Published in final edited form as: Neuron. 2019 Oct 21;104(6):1195–1209.e3. doi: 10.1016/j.neuron.2019.09.007

Figure 6. Speakers Are Linearly Separable in HG.

Figure 6.

(A) Training linear decoders to extract either speaker from the representation of the mixture in HG. Top panel: the spectrogram of the mixture (displayed as the superposition of Spk1 and Spk2). Linear decoders can reconstruct either Spk1 (middle) or Spk2 (bottom) from the neural responses in HG to the mixture.

(B) Scatterplot of the amplitude of all time-frequency (TF) bins when reconstructing Spk1 (x axis) versus reconstructing Spk2 (y axis). The dots are colored according to the dominant speaker in the corresponding T-F bin.

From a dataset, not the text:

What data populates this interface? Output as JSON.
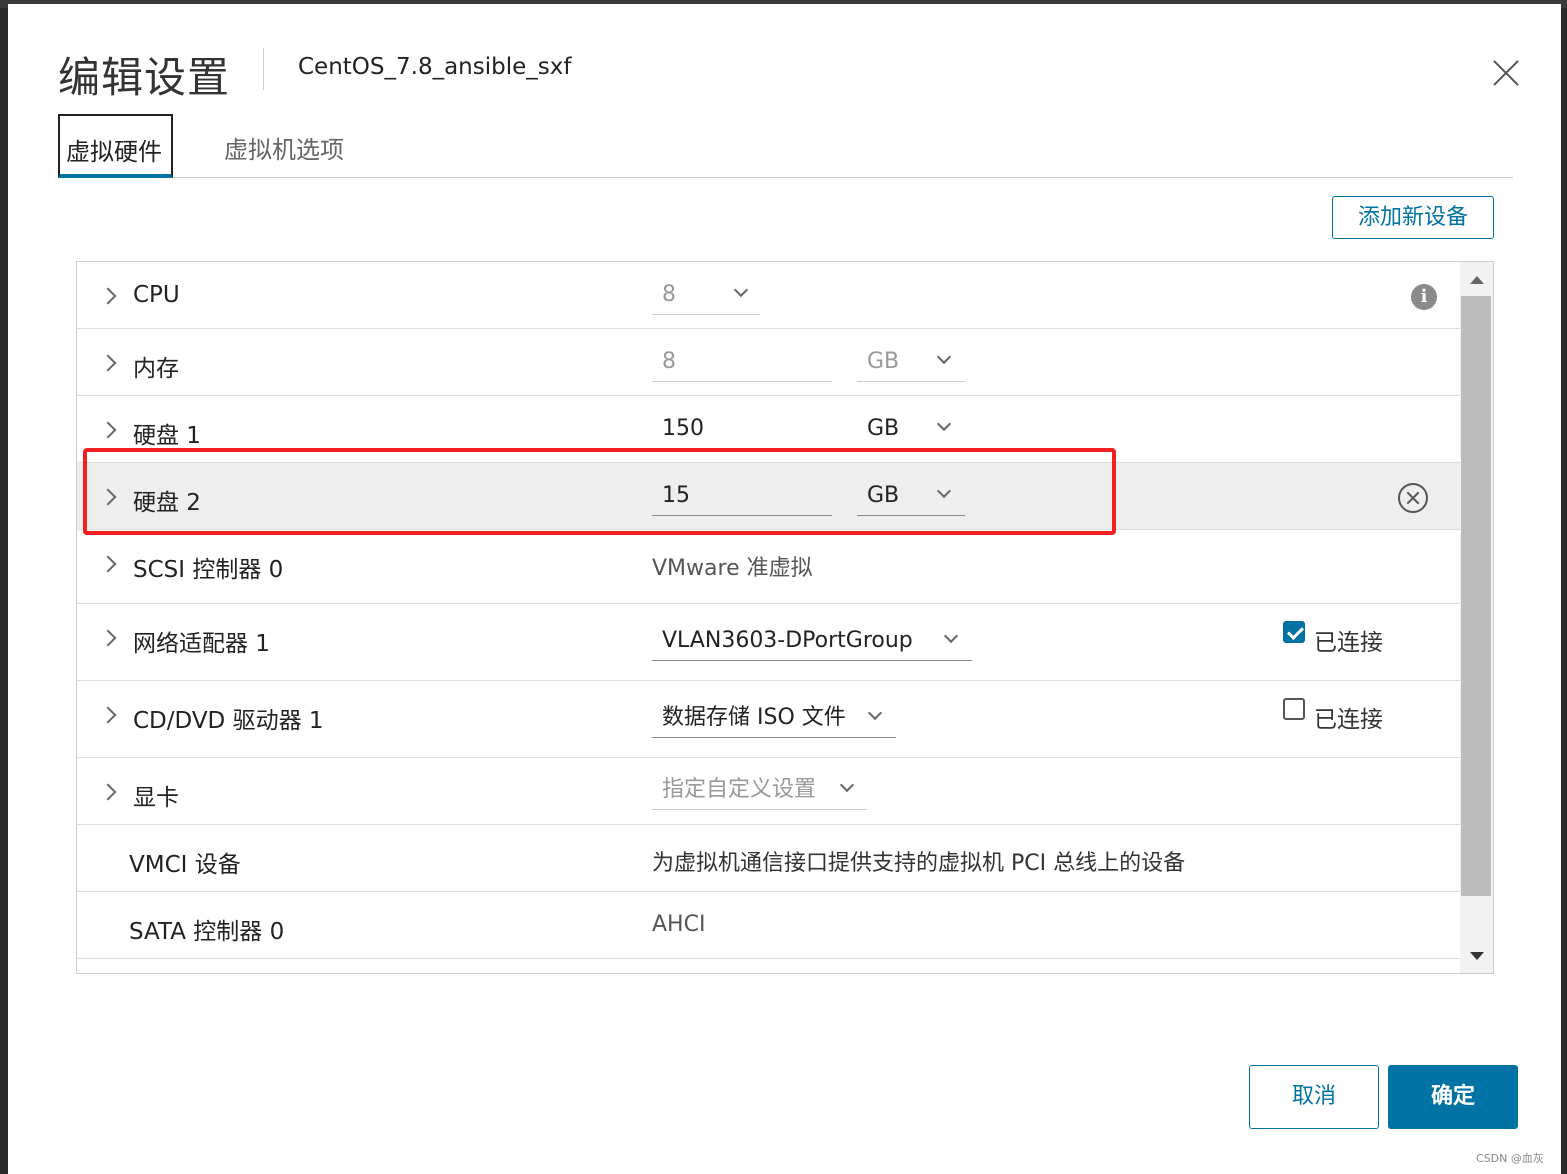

(C) Irrespective of the actual attended speaker, both speakers can be extracted from the representation of the mixture in HG. Left panel: decoders were trained on the attended speaker and tested when that speaker was either attended or ignored (see x labels). Right panel: decoders were trained on the ignored (unattended) speaker and tested when that speaker was either attended or ignored (see x labels). Light gray bars indicate the correlation (mean ± STD) with the trained speaker, and dark gray bars indicate the correlation with the untrained speaker. In all cases, the reconstruction has a significantly higher correlation (p < 0.001) with the trained speaker than with the untrained speaker.

(D) The SSI for each electrode in HG (green dots) is plotted against the average weight that the decoders learn to apply to them when the decoders are tasked with extracting Spk1 (left panel) or Spk2 (right panel). The decoders learn to enhance/suppress the electrodes that are selective for Spk1/Spk2 depending on the speaker to be extracted.